Un an après son brillant et halluciné Birdman, le réalisateur mexicain Alejandro Gonzalez Inarritu revient avec le mystique The Revenant, une sombre histoire de trappeurs américains pris au piège de leur cupidité.
Au début du XIXe siècle, les Indiens d’Amérique s’arcboutent sur leurs derniers territoires. En plein hiver, un homme est laissé pour mort par ses compagnons d’aventure. Et il a bien l’intention de se venger.
Inspiré de faits réels, le nouveau film d’Alejandro Gonzalez Inarritu est un virage à 180 degrés, après Birdman. Aux espaces confinés d’un théâtre de Broadway succèdent les grandes étendues américaines, vierges et inexplorées de The Revenant. Mais comme dans Birdman, il choisit de suivre un personnage, celui de Glass, incarné par l’oscarisable Leonardo DiCaprio, décidé à aller au bout de lui-même.
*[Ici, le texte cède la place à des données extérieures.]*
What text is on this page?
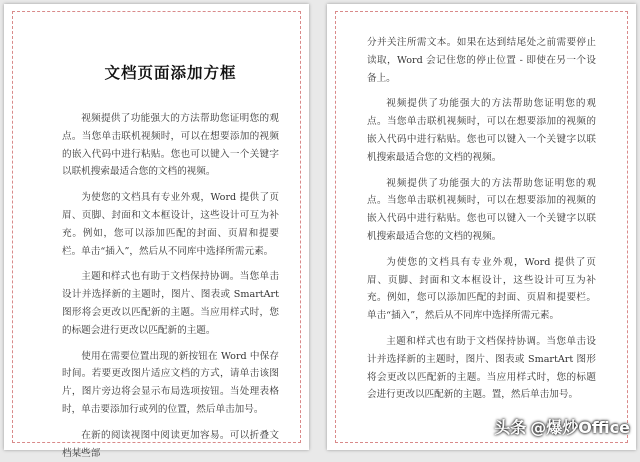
文档页面添加方框

视频提供了功能强大的方法帮助您证明您的观点。当您单击联机视频时，可以在想要添加的视频的嵌入代码中进行粘贴。您也可以键入一个关键字以联机搜索最适合您的文档的视频。

为使您的文档具有专业外观，Word 提供了页眉、页脚、封面和文本框设计，这些设计可互为补充。例如，您可以添加匹配的封面、页眉和提要栏。单击“插入”，然后从不同库中选择所需元素。

主题和样式也有助于文档保持协调。当您单击设计并选择新的主题时，图片、图表或 SmartArt 图形将会更改以匹配新的主题。当应用样式时，您的标题会进行更改以匹配新的主题。

使用在需要位置出现的新按钮在 Word 中保存时间。若要更改图片适应文档的方式，请单击该图片，图片旁边将会显示布局选项按钮。当处理表格时，单击要添加行或列的位置，然后单击加号。

在新的阅读视图中阅读更加容易。可以折叠文档某些部

分并关注所需文本。如果在达到结尾处之前需要停止读取，Word 会记住您的停止位置 - 即使在另一个设备上。

视频提供了功能强大的方法帮助您证明您的观点。当您单击联机视频时，可以在想要添加的视频的嵌入代码中进行粘贴。您也可以键入一个关键字以联机搜索最适合您的文档的视频。

视频提供了功能强大的方法帮助您证明您的观点。当您单击联机视频时，可以在想要添加的视频的嵌入代码中进行粘贴。您也可以键入一个关键字以联机搜索最适合您的文档的视频。

为使您的文档具有专业外观，Word 提供了页眉、页脚、封面和文本框设计，这些设计可互为补充。例如，您可以添加匹配的封面、页眉和提要栏。单击“插入”，然后从不同库中选择所需元素。

主题和样式也有助于文档保持协调。当您单击设计并选择新的主题时，图片、图表或 SmartArt 图形将会更改以匹配新的主题。当应用样式时，您的标题会进行更改以匹配新的主题。置，然后单击加号。

头条 @爆炒Office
Dès les premières images, le film fait penser au Nouveau Monde, de Terrence Malick, à cette représentation rare et violente de l’Amérique au temps de sa colonisation. Mais il fait surtout penser à Malick par cette caméra en mouvement permanent, comme flottant au milieu des hommes. Et pour cause : le directeur photo de The Revenant n’est autre qu’Emmanuel Lubezki, habituel collaborateur de Malick, qui était encore derrière la caméra sur Knight of Cups. Cela se voit, presque trop, d’autant qu’Inarritu pousse la ressemblance jusqu’à utiliser une voix off.
La scène d’ouverture, l’attaque d’un camp de trappeurs par des Indiens, rappelle ainsi celle de la base japonaise dans La Ligne Rouge, avec cette rivière, fil conducteur des deux films. C’est gênant pour les amateurs de Malick, moins pour ceux qui ne connaissent pas son travail. Car cette caméra virevoltante offre au film une légèreté nécessaire, au milieu de la violence picturale montrée par Inarritu. Le Mexicain aime le sang, on le sait depuis Amours chiennes, et il le prouve à nouveau.
L’Oscar pour Tom Hardy ?
Cette fascination pour l’hémoglobine accouche d’un époustouflant duel entre l’homme et l’ours, mais aussi de scènes longues et inutiles. Film de survie, tourné dans les tripes des personnages, The Revenant traîne en longueur par moment, fascine un peu plus loin, s’égare souvent dans ses magnifiques paysages enneigés. On pense alors à Jeremiah Johnson, de Sydney Pollack, ou à Danse avec les Loups, de Kevin Costner, pour le duel permanent entre l’homme et la nature.
Trop long, imparfait, The Revenant marque pourtant les esprits, avec ses images sublimes mais aussi avec le duel à la vie-à la mort des deux acteurs principaux. DiCaprio, en souffrance rentrée, incarne un mort-vivant inarrêtable. Tom Hardy, secret et machiavélique, intériorise sa violence. On promet au premier un Oscar qui lui échappe, à l’occasion de sa cinquième nomination. Rien n’est moins sûr. Tom Hardy, lui, pourrait aussi obtenir la statuette, et ce serait mérité, pour ce rôle de salaud inoubliable.
Quant à Inarritu, également nommé, il devrait payer les hésitations de ce film, ses métaphores par trop faciles («l’accouchement» de DiCaprio est presque risible) et son plan final d’une prétention sans nom. Un peu plus de modestie, un scénario resserré auraient peut-être porté ce film au pinacle. En l’état, il est un beau récit d’aventure.